Monopole Moment of a sphere of charge

[lampshade]

Homework Statement

I'm really bad at these type of problems. I'm supposed to find the monopole moment of this continuous charge distribution. its charge is

$$\sigma = const*cos(\theta)$$

Homework Equations

$$p = \int r'\rho(r')d\tau$$
which then since we are doing a surface charge should be
$$p = \int r' \sigma da$$

The Attempt at a Solution

Well, I want to do the double integral of something to find the charge distribution so I can find the monopole moment.

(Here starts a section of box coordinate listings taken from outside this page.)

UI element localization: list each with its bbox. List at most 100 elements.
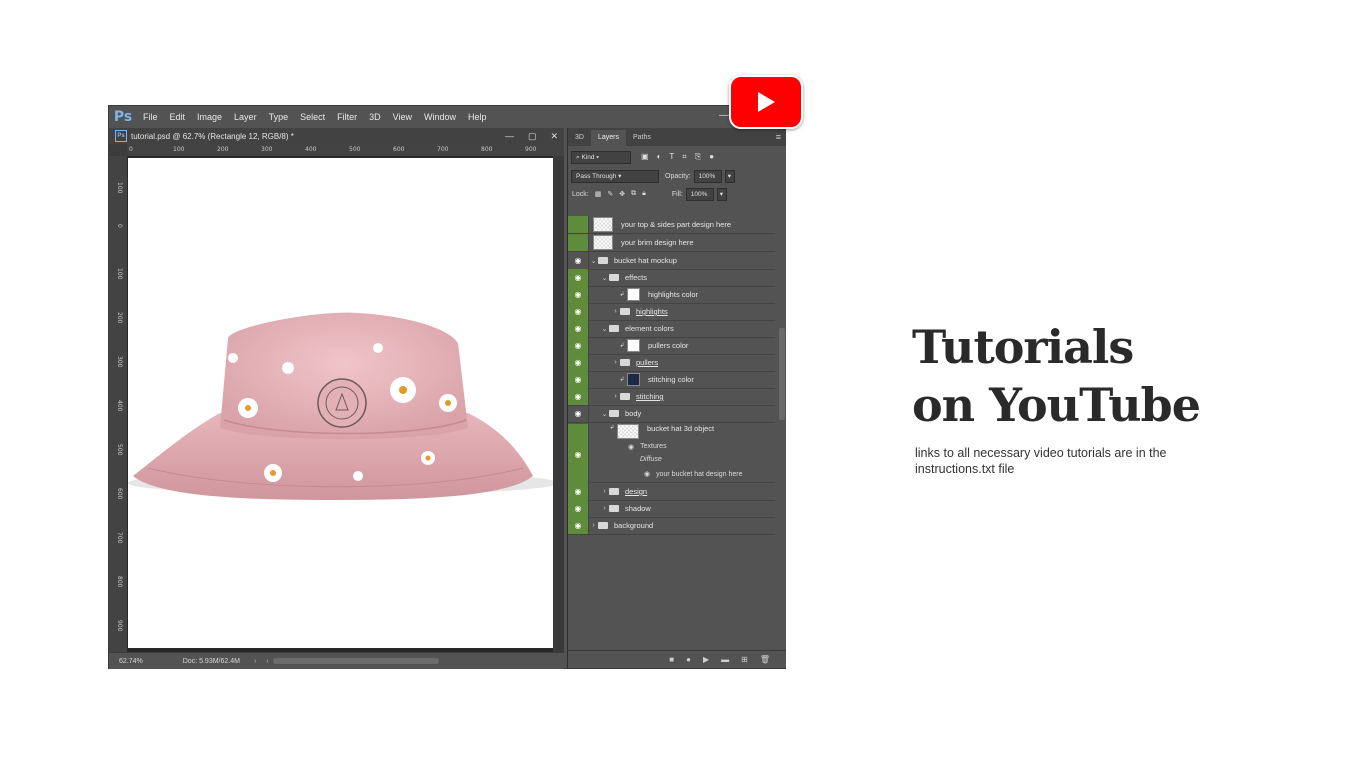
eye-icon[interactable]: ◉	[568, 388, 589, 405]
chevron-down-icon[interactable]: ⌄	[600, 410, 609, 418]
eye-icon[interactable]: ◉	[568, 337, 589, 354]
visibility-off-icon[interactable]	[568, 216, 589, 233]
document-canvas[interactable]	[128, 158, 558, 648]
menu-file[interactable]: File	[137, 112, 164, 122]
layer-row[interactable]: ◉ ↲ stitching color	[568, 371, 775, 389]
menu-window[interactable]: Window	[418, 112, 462, 122]
filter-toggle-icon[interactable]: ●	[709, 152, 714, 161]
minimize-icon[interactable]: —	[719, 110, 729, 121]
eye-icon[interactable]: ◉	[568, 500, 589, 517]
eye-icon[interactable]: ◉	[568, 424, 589, 484]
shape-filter-icon[interactable]: ⌗	[682, 152, 687, 161]
layer-group-row[interactable]: ◉ › design	[568, 483, 775, 501]
pixel-filter-icon[interactable]: ▣	[641, 152, 649, 161]
tab-layers[interactable]: Layers	[590, 130, 626, 146]
zoom-readout[interactable]: 62.74%	[119, 658, 143, 665]
link-layers-icon[interactable]: ■	[669, 655, 674, 664]
ruler-tick: 700	[116, 532, 123, 544]
eye-icon[interactable]: ◉	[568, 517, 589, 534]
chevron-down-icon[interactable]: ⌄	[600, 325, 609, 333]
adjustment-filter-icon[interactable]: ◐	[657, 152, 662, 161]
eye-icon[interactable]: ◉	[628, 443, 634, 451]
texture-group[interactable]: ◉ Textures	[590, 440, 808, 453]
layer-row[interactable]: your top & sides part design here	[568, 216, 775, 234]
layer-group-row[interactable]: ◉ › shadow	[568, 500, 775, 518]
youtube-logo-icon[interactable]	[729, 75, 803, 129]
layer-group-row[interactable]: ◉ › pullers	[568, 354, 775, 372]
eye-icon[interactable]: ◉	[568, 483, 589, 500]
eye-icon[interactable]: ◉	[568, 286, 589, 303]
document-minimize-icon[interactable]: —	[505, 131, 514, 141]
type-filter-icon[interactable]: T	[669, 152, 674, 161]
eye-icon[interactable]: ◉	[568, 252, 589, 269]
layer-style-icon[interactable]: ●	[686, 655, 691, 664]
menu-edit[interactable]: Edit	[164, 112, 192, 122]
chevron-down-icon[interactable]: ⌄	[600, 274, 609, 282]
kind-filter-select[interactable]: ⌕ Kind ▾	[571, 150, 631, 164]
chevron-down-icon[interactable]: ⌄	[589, 257, 598, 265]
layer-group-row[interactable]: ◉ ⌄ element colors	[568, 320, 775, 338]
opacity-input[interactable]: 100%	[693, 169, 722, 183]
document-close-icon[interactable]: ✕	[550, 131, 558, 142]
menu-filter[interactable]: Filter	[331, 112, 363, 122]
new-layer-icon[interactable]: ⊞	[741, 655, 748, 664]
opacity-dropdown-icon[interactable]: ▾	[724, 169, 735, 183]
chevron-right-icon[interactable]: ›	[589, 522, 598, 529]
new-group-icon[interactable]: ▬	[721, 655, 729, 664]
add-mask-icon[interactable]: ▶	[703, 655, 709, 664]
visibility-off-icon[interactable]	[568, 234, 589, 251]
fill-input[interactable]: 100%	[685, 187, 714, 201]
lock-position-icon[interactable]: ✥	[619, 190, 625, 198]
eye-icon[interactable]: ◉	[568, 269, 589, 286]
3d-object-thumbnail	[617, 424, 639, 439]
lock-pixels-icon[interactable]: ✎	[607, 190, 613, 198]
panel-menu-icon[interactable]: ≡	[776, 132, 781, 142]
texture-item[interactable]: ◉ your bucket hat design here	[590, 466, 775, 483]
bucket-hat-image	[128, 312, 558, 500]
eye-icon[interactable]: ◉	[568, 320, 589, 337]
canvas-vertical-scrollbar[interactable]	[553, 156, 564, 652]
eye-icon[interactable]: ◉	[568, 371, 589, 388]
chevron-right-icon[interactable]: ›	[611, 359, 620, 366]
chevron-right-icon[interactable]: ›	[611, 308, 620, 315]
scroll-left-icon[interactable]: ‹	[266, 658, 268, 665]
eye-icon[interactable]: ◉	[644, 470, 650, 478]
menu-layer[interactable]: Layer	[228, 112, 263, 122]
canvas-horizontal-scrollbar[interactable]	[272, 658, 439, 664]
eye-icon[interactable]: ◉	[568, 405, 589, 422]
layer-row[interactable]: ◉ ↲ pullers color	[568, 337, 775, 355]
document-restore-icon[interactable]: ▢	[528, 131, 537, 142]
status-arrow-icon[interactable]: ›	[254, 658, 256, 665]
lock-transparent-icon[interactable]: ▦	[595, 190, 602, 198]
layer-group-row[interactable]: ◉ ⌄ bucket hat mockup	[568, 252, 775, 270]
tab-3d[interactable]: 3D	[568, 130, 591, 146]
layer-row[interactable]: ◉ ↲ highlights color	[568, 286, 775, 304]
layer-group-row[interactable]: ◉ ⌄ effects	[568, 269, 775, 287]
menu-help[interactable]: Help	[462, 112, 493, 122]
chevron-right-icon[interactable]: ›	[611, 393, 620, 400]
layer-group-row[interactable]: ◉ ⌄ body	[568, 405, 775, 423]
canvas-area[interactable]	[127, 156, 564, 652]
chevron-right-icon[interactable]: ›	[600, 505, 609, 512]
fill-dropdown-icon[interactable]: ▾	[716, 187, 727, 201]
delete-layer-icon[interactable]: 🗑︎	[760, 655, 770, 664]
document-tab[interactable]: Ps tutorial.psd @ 62.7% (Rectangle 12, R…	[109, 128, 564, 144]
chevron-right-icon[interactable]: ›	[600, 488, 609, 495]
smart-filter-icon[interactable]: ⎘	[695, 152, 701, 161]
eye-icon[interactable]: ◉	[568, 354, 589, 371]
blend-mode-select[interactable]: Pass Through ▾	[571, 169, 659, 183]
eye-icon[interactable]: ◉	[568, 303, 589, 320]
layer-group-row[interactable]: ◉ › stitching	[568, 388, 775, 406]
menu-type[interactable]: Type	[263, 112, 295, 122]
menu-3d[interactable]: 3D	[363, 112, 387, 122]
tab-paths[interactable]: Paths	[626, 130, 658, 146]
lock-artboard-icon[interactable]: ⧉	[631, 190, 636, 198]
menu-image[interactable]: Image	[191, 112, 228, 122]
panel-scrollbar[interactable]	[779, 328, 785, 420]
lock-all-icon[interactable]: 🔒︎	[642, 190, 646, 198]
menu-view[interactable]: View	[387, 112, 418, 122]
menu-select[interactable]: Select	[294, 112, 331, 122]
layer-row[interactable]: your brim design here	[568, 234, 775, 252]
layer-group-row[interactable]: ◉ › background	[568, 517, 775, 535]
layer-group-row[interactable]: ◉ › highlights	[568, 303, 775, 321]
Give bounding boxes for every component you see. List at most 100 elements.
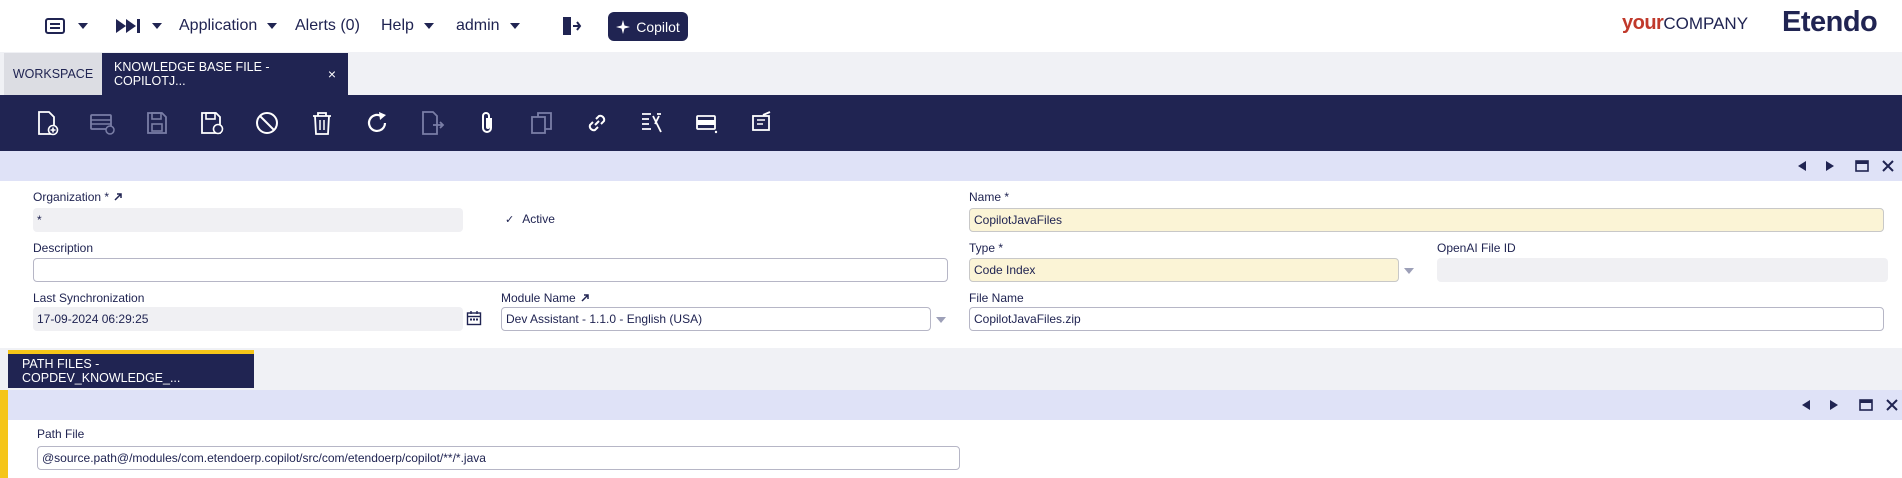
save-button[interactable] bbox=[143, 109, 171, 137]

I'm thinking something like
$$p = \int_{0}^{2 \pi}\int_{0}^{2 \pi} r' * c \cdot cos(\theta) sin( \theta) r^2 d\phi d\theta$$
and I'm thinking that r' is just r so then it would be

$$p = \int_0^{2\pi} d\phi \int_0^{\pi} r'^3cose(\theta)sin(\theta)d\theta$$

 

[lampshade]

The obvious problem that then comes up is that then appears is that I get a 0 term from the second integral that makes my whole monopole moment zero. Is this correct?

 

[captain]

if you are supposed to calculate the monopole moment then you integrate the charge density only. the formulas you have above are those for a dipole moment. monopole moment is just total charge

 

[pam]

The monopole moment is zero. Some of your formulas are wrong, as Capt. pointed out.

 

[lampshade]

Ok, thanks! I think I see what I did wrong!